Data Lake vs. Data Warehouse: Key Differences You Should Know
Author : Johan Doc | Published On : 23 May 2024
Data Lake vs. Data Warehouse: Key Differences You Should Know
We recently came across a mind-boggling fact.
Did you know that as per the latest estimate, over 328.77 million terabytes of data are generated each day? That’s not just big, it’s HUGE!
It further states that the volume of data generated has catapulted year-over-year ever since 2010.
This begs the question: what can businesses do to manage this deluge of data?
As data becomes omnipresent and indispensable, businesses continuously seek efficient, innovative ways to leverage the vast amounts of information available.
Over the years, we’ve seen several technological solutions cropping up on the scene for seamless storage, management, and analysis of data; however, the two that stayed the longest in the spotlight are:
- Data Lakes
- Data warehouses
Many enterprises are increasingly hiring enterprise data lake and data warehouse service providers for making them data actionable. However, their inability to differentiate between the two are making their efforts go in the wrong direction.
Today, we aim to unravel the meaning and significance of data lakes as well as data warehouses. We also aim to outline the key differences that can help businesses choose what better aligns with their requirements.
Sounds exciting? Let’s dig right in, then!
What is a Data Lake?
A data lake acts as a reservoir of data, storing every form of information - structured, semi-structured, or unstructured. There’s no predefined schema, and whatever information comes in is ingested without compromising fidelity.
In a simple definition, a data lake is capable of storing every format and version of data in its original form, helping decision-makers perform effective sampling and correlation.
A data lake, when implemented by a Data Lake Development company, empowers businesses with:
Scalability by allowing a seamless mechanism for storing and managing petabytes of data.
Flexibility by supporting almost every data type and format under the sun.
Cost-effectiveness by enabling an efficient, multi-data storage, especially for large volumes of information.
What is a Data Warehouse?
A data warehouse, on the other hand, cuts a niche for itself by storing processed and structured data with a predefined schema.
As a centralized repository, the warehouse cradles information, both contemporary and historical, from multiple sources and supports business intelligence (BI) objectives.
Companies that provide Data Warehouse Consulting services conduct a deep evaluation of your current business data and offer tailored recommendations on implementation data warehouses. These companies, with their market-leading, strategic guidance, help businesses transform as more proactive and agile based on actionable intelligence.
Data warehouses help enterprises become:
- Efficient by unlocking rapid insights to address complex queries and reports.
- Competitive by leveraging competitive, accurate data and making effective decisions for tangible results.
- Secure by harnessing robust encryption practices.
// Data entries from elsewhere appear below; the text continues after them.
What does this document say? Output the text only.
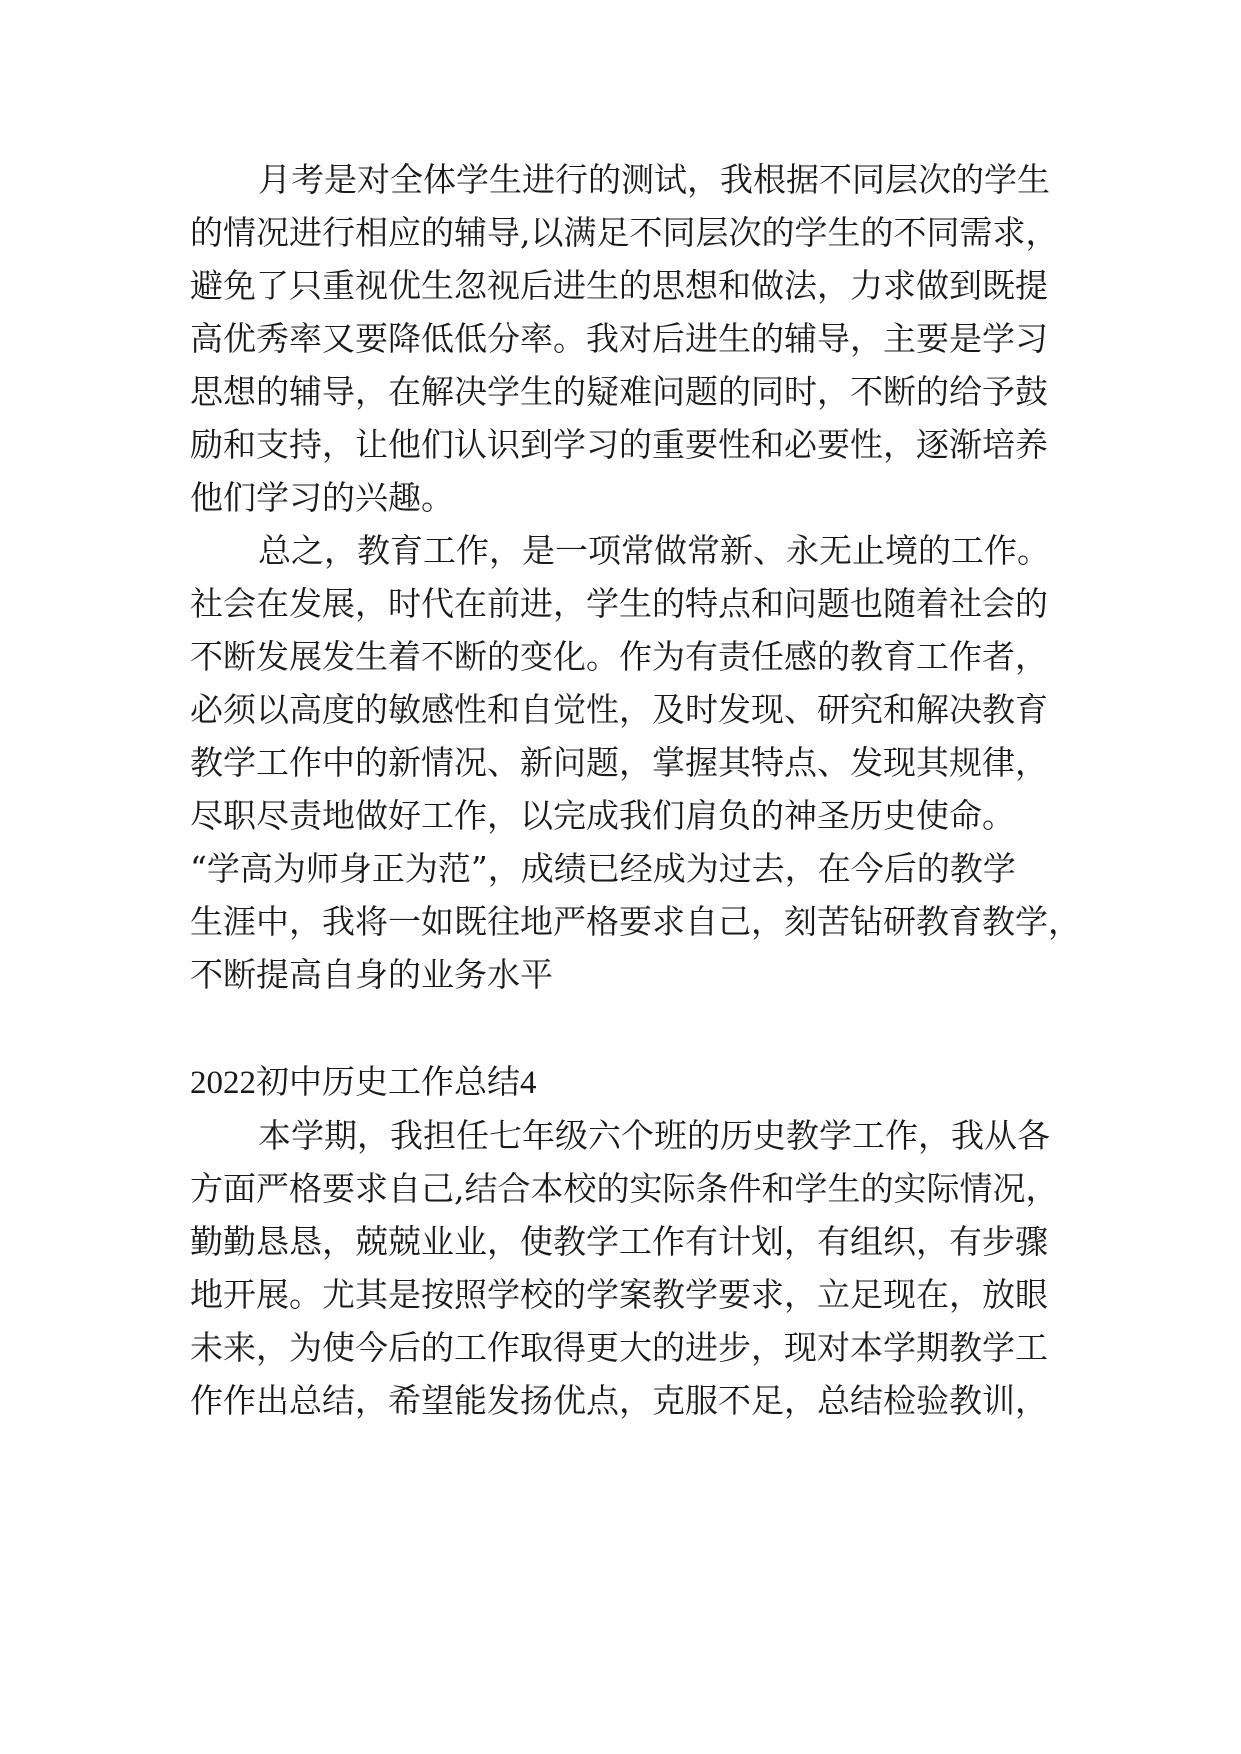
月考是对全体学生进行的测试，我根据不同层次的学生
的情况进行相应的辅导,以满足不同层次的学生的不同需求，
避免了只重视优生忽视后进生的思想和做法，力求做到既提
高优秀率又要降低低分率。我对后进生的辅导，主要是学习
思想的辅导，在解决学生的疑难问题的同时，不断的给予鼓
励和支持，让他们认识到学习的重要性和必要性，逐渐培养
他们学习的兴趣。
总之，教育工作，是一项常做常新、永无止境的工作。
社会在发展，时代在前进，学生的特点和问题也随着社会的
不断发展发生着不断的变化。作为有责任感的教育工作者，
必须以高度的敏感性和自觉性，及时发现、研究和解决教育
教学工作中的新情况、新问题，掌握其特点、发现其规律，
尽职尽责地做好工作，以完成我们肩负的神圣历史使命。
“学高为师身正为范”，成绩已经成为过去，在今后的教学
生涯中，我将一如既往地严格要求自己，刻苦钻研教育教学，
不断提高自身的业务水平
2022初中历史工作总结4
本学期，我担任七年级六个班的历史教学工作，我从各
方面严格要求自己,结合本校的实际条件和学生的实际情况，
勤勤恳恳，兢兢业业，使教学工作有计划，有组织，有步骤
地开展。尤其是按照学校的学案教学要求，立足现在，放眼
未来，为使今后的工作取得更大的进步，现对本学期教学工
作作出总结，希望能发扬优点，克服不足，总结检验教训，
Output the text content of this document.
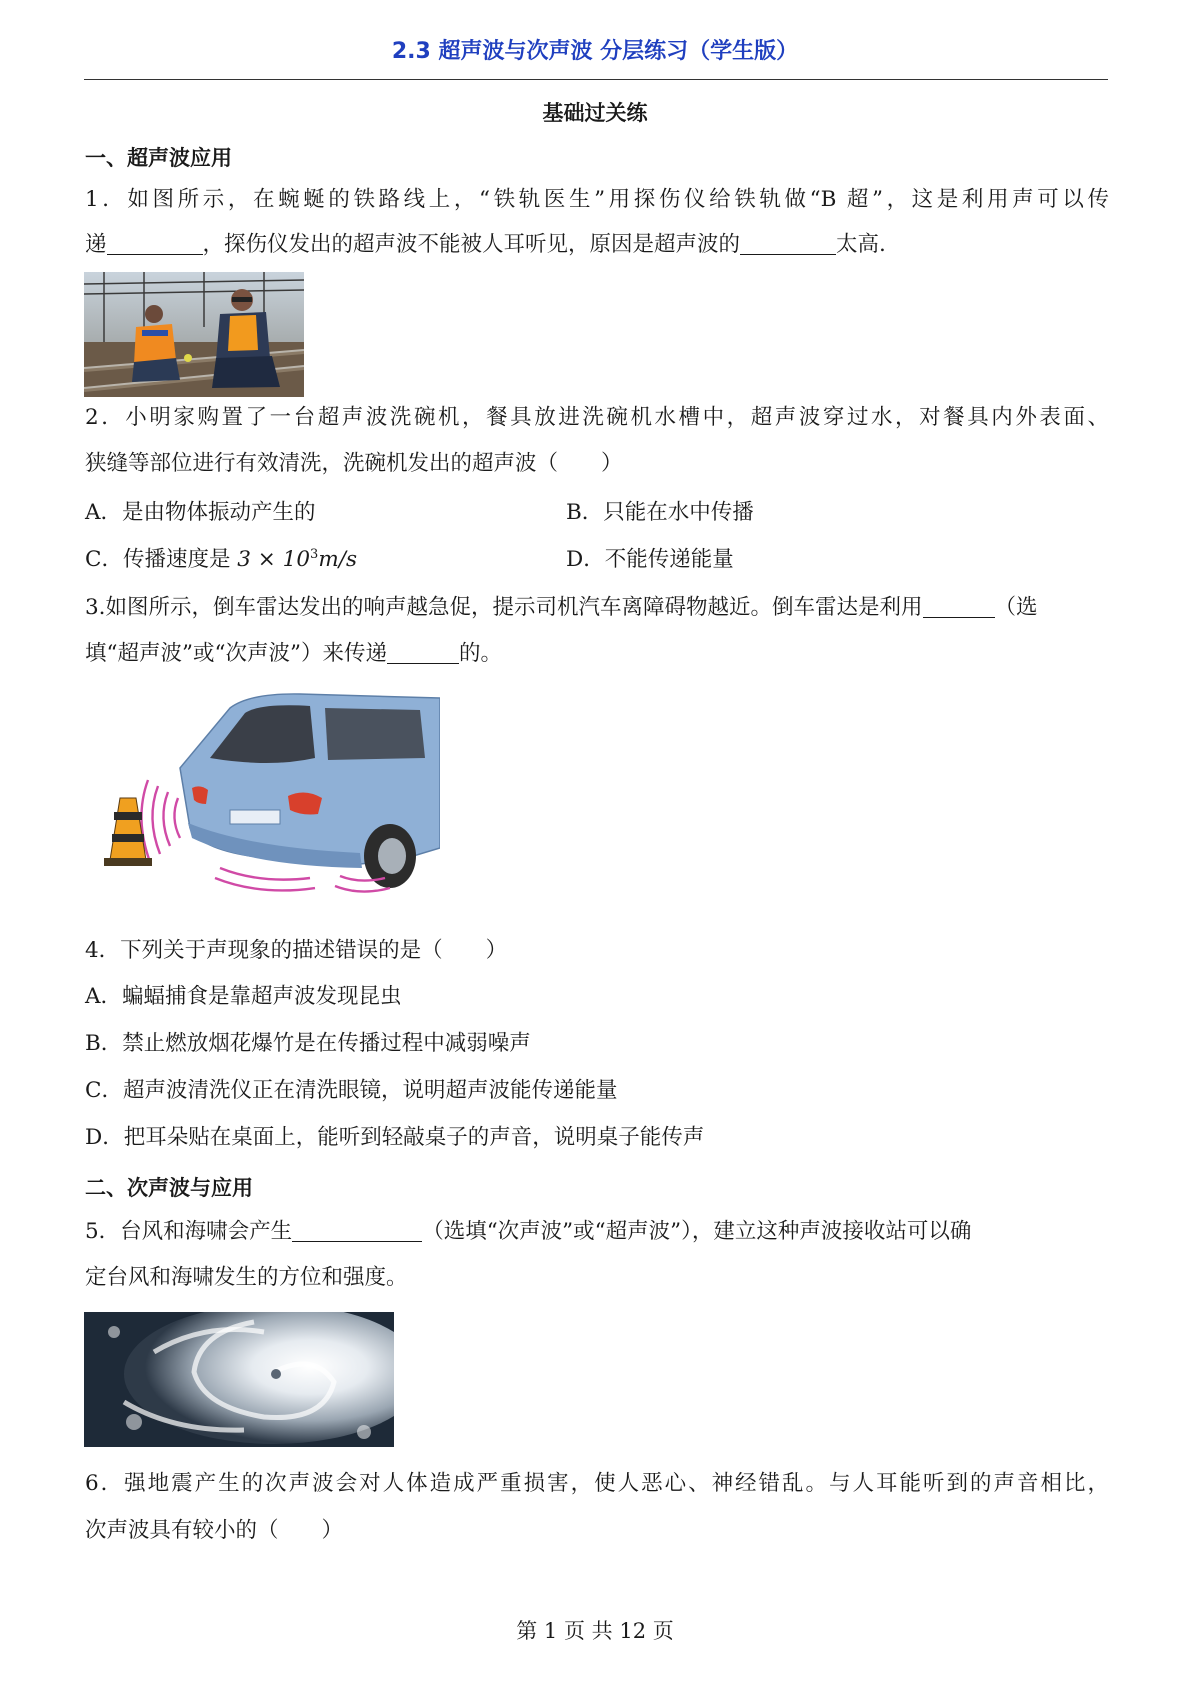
2.3 超声波与次声波 分层练习（学生版）
基础过关练
一、超声波应用
1．如图所示，在蜿蜒的铁路线上，“铁轨医生”用探伤仪给铁轨做“B 超”，这是利用声可以传
递	，探伤仪发出的超声波不能被人耳听见，原因是超声波的	太高.
2．小明家购置了一台超声波洗碗机，餐具放进洗碗机水槽中，超声波穿过水，对餐具内外表面、
狭缝等部位进行有效清洗，洗碗机发出的超声波（　　）
A．是由物体振动产生的	B．只能在水中传播
C．传播速度是 $3 \times 10^3m/s$	D．不能传递能量
3.如图所示，倒车雷达发出的响声越急促，提示司机汽车离障碍物越近。倒车雷达是利用	（选
填“超声波”或“次声波”）来传递	的。
4．下列关于声现象的描述错误的是（　　）
A．蝙蝠捕食是靠超声波发现昆虫
B．禁止燃放烟花爆竹是在传播过程中减弱噪声
C．超声波清洗仪正在清洗眼镜，说明超声波能传递能量
D．把耳朵贴在桌面上，能听到轻敲桌子的声音，说明桌子能传声
二、次声波与应用
5．台风和海啸会产生	（选填“次声波”或“超声波”），建立这种声波接收站可以确
定台风和海啸发生的方位和强度。
6．强地震产生的次声波会对人体造成严重损害，使人恶心、神经错乱。与人耳能听到的声音相比，
次声波具有较小的（　　）
第 1 页 共 12 页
Data Lake vs. Data Warehouse: Key Differences
Aspect |
Data Lake |
Data Warehouse |
Data Storage |
Stores raw data without predefined schema |
Stores processed and structured data with predefined schema |
Users |
Used by data scientists and engineers |
Used by business analysts and professionals |
Analysis |
Ideal for complex analytical processes |
Suitable for traditional business intelligence tasks |
Format |
Stores and manages structured, semi-structured, and unstructured data |
deals with structured data |
Sources |
Ingests data from various sources, including IoT devices, social media, and mobile apps |
Sources data from transactional systems, CRM, ERP, etc. |
Scalability |
Highly scalable, providing the opportunity for exponential data growth |
Scalable but more expensive and complex to scale |
Schema |
Schema-on-read, applied during analysis |
Schema-on-write, applied during data ingestion |
Processing |
Supports both batch and real-time processing |
Primarily supports batch processing |
Cost |
Generally more cost-effective for storing large volumes of data |
Can be expensive |
Data Lake vs. Data Warehouse: What to Choose?
The choice between a data lake and a data warehouse is a tough one.
So, here’s the drill: carefully evaluate your business requirements, look into the type and scale of your data, map out your data objectives, and factor in the required processing capabilities.
Once you’ve done all that, pick your preference.
Data lakes are usually ideal for organizations that want to store large, multitudinous data and perform complex analytics. Data warehouses, on the contrary, are the best bets for organizations that want to store processed data in large quantities for reporting and BI purposes.
There’s a noticeable rise in the number of data warehouse service providers that can help any willing organization to streamline its data functions. Similarly, the market is flooded with data lake development companies that can help improve data bottom line from top to bottom.